它的核心定位可以概括为：用 Shell 保留命令行的低门槛和组合能力；用容器限定运行环境；用 taf 脚本描述工具与流程；用 taf 包管理系统安装和分发 app；用 TAFFISH-HUB 建立可复现工具生态。

到这里，TAFFISH 的边界也更清楚了：它不是简单替代 Nextflow、Snakemake 或 Galaxy，也不是只做一个容器启动器。
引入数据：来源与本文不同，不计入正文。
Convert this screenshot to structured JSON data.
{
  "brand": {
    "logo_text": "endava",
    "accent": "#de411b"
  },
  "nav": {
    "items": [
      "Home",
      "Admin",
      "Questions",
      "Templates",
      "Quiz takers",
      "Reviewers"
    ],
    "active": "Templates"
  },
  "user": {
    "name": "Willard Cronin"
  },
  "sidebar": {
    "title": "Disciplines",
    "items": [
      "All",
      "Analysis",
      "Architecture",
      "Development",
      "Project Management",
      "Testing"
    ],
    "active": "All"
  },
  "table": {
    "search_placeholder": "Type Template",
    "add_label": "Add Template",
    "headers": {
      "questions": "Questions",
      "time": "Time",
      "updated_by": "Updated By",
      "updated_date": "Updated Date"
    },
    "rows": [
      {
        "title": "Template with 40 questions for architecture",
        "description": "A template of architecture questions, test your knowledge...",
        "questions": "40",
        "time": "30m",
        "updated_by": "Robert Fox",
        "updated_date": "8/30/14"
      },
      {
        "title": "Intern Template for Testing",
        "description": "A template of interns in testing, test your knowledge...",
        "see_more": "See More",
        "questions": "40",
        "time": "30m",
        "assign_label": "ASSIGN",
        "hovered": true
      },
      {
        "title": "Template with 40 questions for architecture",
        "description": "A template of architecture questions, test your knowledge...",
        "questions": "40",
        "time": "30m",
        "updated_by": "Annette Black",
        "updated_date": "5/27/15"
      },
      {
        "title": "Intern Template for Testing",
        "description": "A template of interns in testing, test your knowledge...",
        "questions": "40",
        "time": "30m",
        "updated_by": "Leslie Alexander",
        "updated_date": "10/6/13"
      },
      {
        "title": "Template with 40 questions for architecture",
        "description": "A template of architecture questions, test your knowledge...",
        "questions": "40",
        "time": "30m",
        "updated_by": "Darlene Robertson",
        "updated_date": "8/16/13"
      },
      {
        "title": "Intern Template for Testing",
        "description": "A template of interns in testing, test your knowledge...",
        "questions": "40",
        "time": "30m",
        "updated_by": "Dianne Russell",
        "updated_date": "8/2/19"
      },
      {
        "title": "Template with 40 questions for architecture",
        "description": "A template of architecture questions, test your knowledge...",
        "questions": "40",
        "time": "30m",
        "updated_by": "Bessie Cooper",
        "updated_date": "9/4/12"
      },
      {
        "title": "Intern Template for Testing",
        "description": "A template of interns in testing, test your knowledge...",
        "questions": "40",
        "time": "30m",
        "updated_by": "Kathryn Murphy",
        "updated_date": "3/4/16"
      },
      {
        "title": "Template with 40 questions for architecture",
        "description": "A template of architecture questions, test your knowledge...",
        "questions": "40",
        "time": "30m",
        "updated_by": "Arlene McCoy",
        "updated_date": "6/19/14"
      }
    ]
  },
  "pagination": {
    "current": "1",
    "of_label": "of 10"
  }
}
它更关注一个更小的命令层问题：如何让命令行工具在不同系统、不同用户和不同项目之间，以更统一、更可复现、更容易传承的方式存在。

2022 生物学研究前传：多组学问题让重复、耗时但可传承的计算工作逐渐显现。

2023 提出多组学工具化构想，并形成“三步走”计划，强调单组学工具、数据库和模块化工具整合。

2024 早期流程与工具 Hub 原型阶段，开始关注流程、工具库和环境问题；TAFFISH 名称在 10 月确定。

2025 TAFFISH 名称进入公开语境，系统结构继续形成，推进解释器、taf 包管理、Hub 迁移、app 扩展和 bioRxiv 预印本。

2026 从编译器核心到 Hub 索引推进全系统重构，通过 LispWorks 解决 Linux 端可移植性，并支持 taf-app 管道、延迟编译、标准项目结构和新的 taf-cli 体系。

本页编写时间为 2026-05-08。未来维护时，建议保留已有时间段作为历史记录，在本节之前继续追加新的时间节点和事件，然后重写最后的“定位快照”。